“Tags,” in genetic programming and particularly in the context of Push/PushGP, are identifiers that can be used to name, store, and retrieve code and data as a program runs. The distinctive property of Tags relative to the “Names” used in Push1-Push3 is that Tags can match inexactly. This feature is hypothesized to be helpful for the evolution of reference, and hence for the evolution of complex and modular systems.
History and Motivation
Tags were developed as a successor/replacement for Push “Names,” which were included in the language (in a couple of different experimental forms) through Push3 (GECCO paper, language specification). While Names performed as expected in hand-written Push programs, they were rarely (if ever) used in evolved programs. One reason probably stems from the number of Names in circulation during evolution: If there are too few then evolving systems will not be able to scale, while if there are too many then it will be rare for storage/retrieval operations will refer to the same names by chance, and therefore unlikely that name usage will evolve.
The conceptual difference between Tags and Names is that Tags can match inexactly: If one tries to retrieve something with a particular Tag, but that exact tag has not previously been used to tag (store) anything, then the retrieval operation will return the item that has been tagged with the closest matching tag. This concept of tags, with inexact matching, stems from the work of John Holland (perhaps discussed most fully in his book Hidden Order: How Adaptation Builds Complexity).
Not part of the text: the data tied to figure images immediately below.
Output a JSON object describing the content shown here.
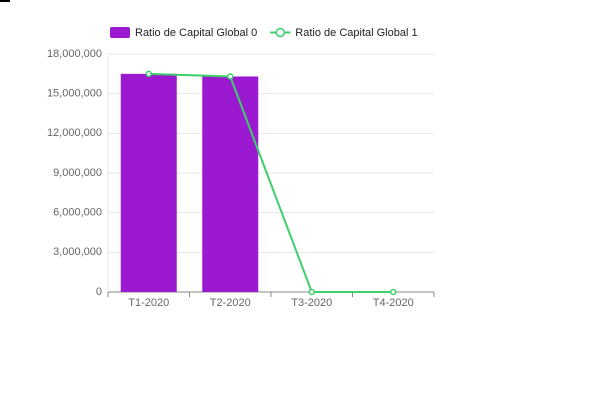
{
  "chart_data": {
    "type": "bar",
    "categories": [
      "T1-2020",
      "T2-2020",
      "T3-2020",
      "T4-2020"
    ],
    "series": [
      {
        "name": "Ratio de Capital Global 0",
        "type": "bar",
        "color": "#9b19d0",
        "values": [
          16500000,
          16300000,
          0,
          0
        ]
      },
      {
        "name": "Ratio de Capital Global 1",
        "type": "line",
        "color": "#3ccf6a",
        "values": [
          16500000,
          16300000,
          0,
          0
        ]
      }
    ],
    "ylim": [
      0,
      18000000
    ],
    "yticks": [
      {
        "value": 0,
        "label": "0"
      },
      {
        "value": 3000000,
        "label": "3,000,000"
      },
      {
        "value": 6000000,
        "label": "6,000,000"
      },
      {
        "value": 9000000,
        "label": "9,000,000"
      },
      {
        "value": 12000000,
        "label": "12,000,000"
      },
      {
        "value": 15000000,
        "label": "15,000,000"
      },
      {
        "value": 18000000,
        "label": "18,000,000"
      }
    ],
    "grid": true
  }
}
With Tags, as long as at least one thing has been tagged, all tag references will refer to something. The motivation for providing Tags in an evolutionary computation system is the hypothesis that this feature – that references may be produced easily by chance and change incrementally over evolutionary time – may be enough to get the ball rolling on the use of storage/reference in an evolving system.
In principle, tags and tag-based reference mechanisms could be added to many different kinds of evolutionary computation systems, including many different kinds of genetic programming systems. However, attempts to provide tagging mechanisms in tree-based genetic programming have had limited success.
A related concept of tags, also deriving from Holland’s work and the notion of inexact matching, but different in details from the concept described here for evolutionary computation, has been used in game-theoretic studies of the evolution of altruism (e.g. this, which started it all, and this, and this from members of the Push community).
Tags in Clojush
In Clojush tags are integers that are “baked in” to tagging and tag-based retrieval instructions. For example, the instruction tag_exec_123
will tag the top item on the exec
stack with the tag $123$, and the instruction tagged_456
will push whatever has been tagged with the tag that most closely matches $456$ onto the exec
stack. “Closeness” is implemented in a one-directional way, with wraparound: if nothing has been tagged with $456$ then $457$ is the closest, followed by $458$, $459$, etc., and if no higher-numbered tags were used then the closest is $0$, then $1$, etc.
The full set of tag-related instructions can be found in clojush.instructions.tag.
Tagging is generally enabled by including tag-related “erc” (ephemeral random constant) functions in the atom-generators
of a PushGP run. These functions are defined in clojush.instructions.tag and demonstrated in problems such as clojush.problems.demos.tagged-regression.
Early experiments with tags in Clojush are described here and here.